Senin, 09 Januari 2012

Kisah Tentang "KEBIJAKSANAAN"

Pada zaman dahulu, ada seorang raja yang mempunyai anak tunggal. Anaknya itu pemberani, trampil dan cerdas. Untuk menyempurnakan pengetahuannya, sang raja mengirim puteranya kepada seorang pertapa bijaksana.

“Berikanlah pencerahan kepadaku tentang Jalan Hidupku,” ujar Sang Pangeran meminta.

“Kata-kataku akan memudar laksana jejak kakimu di atas pasir,” ujar pertapa,
“Akan saya berikan petunjuk kepadamu,
Di Jalan Hidupmu engkau akan menemukan 3 pintu. Bacalah kata-kata yang tertulis di setiap pintu dan ikutilah kata hatimu.” Sang Pertapa kemudian pergi dan menghilang.


Pangeran lalu melanjutkan perjalanannya. Tak lama kemudian ia menemukan sebuah pintu besar yang di atasnya tertulis kata:
“UBAHLAH DIRIMU.”

“Jika memang diriku sendiri lah sumber dari segala masalahku, disanalah aku harus mengubahnya,”  ia berkata kepada dirinya sendiri.

Ia pun memulai pertarungannya yang pertama. Ia mencoba mengubah karakternya sendiri, melawan ketidak sempurnaannya, menghilangkan kelemahannya, mengubah segala hal yg tidak ia sukai dari dirinya yang tidak sesuai dengan gambaran ideal.

Tahun demi tahun ia berusaha, sebagian ia berhasil, sebagian lagi gagal dan ada hambatan, lalu Pangeran bertemu kembali dengan Sang Pertapa.

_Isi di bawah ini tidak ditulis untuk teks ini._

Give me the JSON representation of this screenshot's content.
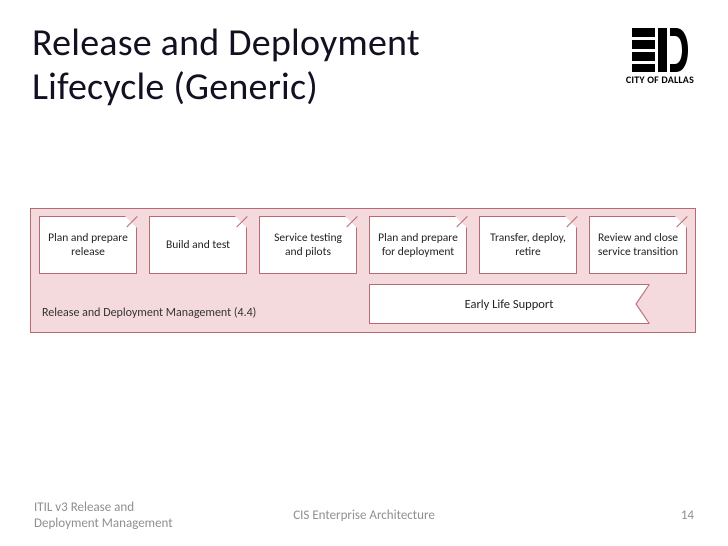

“Apa yang engkau pelajari?”  tanya sang petapa

“Aku belajar bahwa ada hal-hal di dalam diriku yang bisa ditingkatkan dan ada yang tidak bisa saya ubah.” jawab pangeran

“Itu bagus,” usai berujar demikian sang Pertapa menghilang.

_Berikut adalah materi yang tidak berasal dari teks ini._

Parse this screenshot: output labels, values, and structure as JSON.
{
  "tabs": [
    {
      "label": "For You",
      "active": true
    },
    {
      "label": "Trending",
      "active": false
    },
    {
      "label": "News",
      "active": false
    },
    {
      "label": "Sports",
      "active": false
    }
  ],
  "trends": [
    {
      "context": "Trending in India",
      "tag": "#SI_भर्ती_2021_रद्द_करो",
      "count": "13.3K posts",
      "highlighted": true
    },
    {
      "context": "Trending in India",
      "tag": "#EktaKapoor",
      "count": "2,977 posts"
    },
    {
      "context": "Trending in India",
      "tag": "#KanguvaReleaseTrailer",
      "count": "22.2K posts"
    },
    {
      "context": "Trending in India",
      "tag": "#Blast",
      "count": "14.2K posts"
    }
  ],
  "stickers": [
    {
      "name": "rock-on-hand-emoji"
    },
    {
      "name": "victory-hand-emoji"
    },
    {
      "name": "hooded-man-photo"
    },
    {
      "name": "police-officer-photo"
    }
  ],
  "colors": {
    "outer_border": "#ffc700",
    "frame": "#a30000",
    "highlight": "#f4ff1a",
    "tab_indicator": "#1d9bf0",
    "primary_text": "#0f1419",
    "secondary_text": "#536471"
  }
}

Tak lama kemudian, Sang Pangeran tiba di Pintu Kedua yang bertuliskan
 “UBAHLAH SESAMAMU.”

“Ini memang keinginanku,” pikirnya.
“Orang-orang di sekitarku adalah sumber kesenangan, kebahagiaan, namun mereka juga yang mendatangkan derita, kepahitan dan frustrasi.”

Kemudian ia mencoba mengubah semua orang yang tak disukainya. Ia mencoba mengubah karakter mereka dan menghilangkan kelemahan mereka.

Ini adalah pertarungannya yang kedua.
Tahun-tahun berlalu, kembali ia bertemu dengan Sang Pertapa.

“Apa yang engkau pelajari kali ini?” tanya sang petapa

“Saya belajar, bahwa mereka bukanlah sumber dari kegembiraan atau kedukaanku, keberhasilan atau kegagalanku. Mereka hanya memberikan kesempatan agar hal-hal tersebut dapat muncul. Sebenarnya di dalam dirikulah segala hal tersebut berakar.” jawab pangeran

“Engkau benar,” Kata Sang Pertapa,

“Apa yang mereka bangkitkan dari dirimu, sebenarnya adalah dalam rangka mengenalkan engkau kepada dirimu sendiri.
Berterima kasihlah kepada mereka yang telah membuatmu senang dan bahagia; berterima kasih pulalah kepada mereka yang menyebabkan derita dan frustrasi. Karena melalui mereka lah, kehidupan mengajarkanmu apa yang perlu engkau kuasai dan jalan apa yang harus kau tempuh.” ujar sang petapa

Setelah itu, kembali Sang Pertapa menghilang.

Pangeran berjalan lagi, sampai ke pintu ketiga; di sana ia melihat tulisan:
“UBAHLAH DUNIA.”

“Ini memang yang kuinginkan,” pikir sang Pangeran,
“Karena di dunia ini ada hal-hal yang aku sukai dan ada pula hal-hal yang tak kusukai. Aku akan mengubahnya agar sesuai keinginanku.”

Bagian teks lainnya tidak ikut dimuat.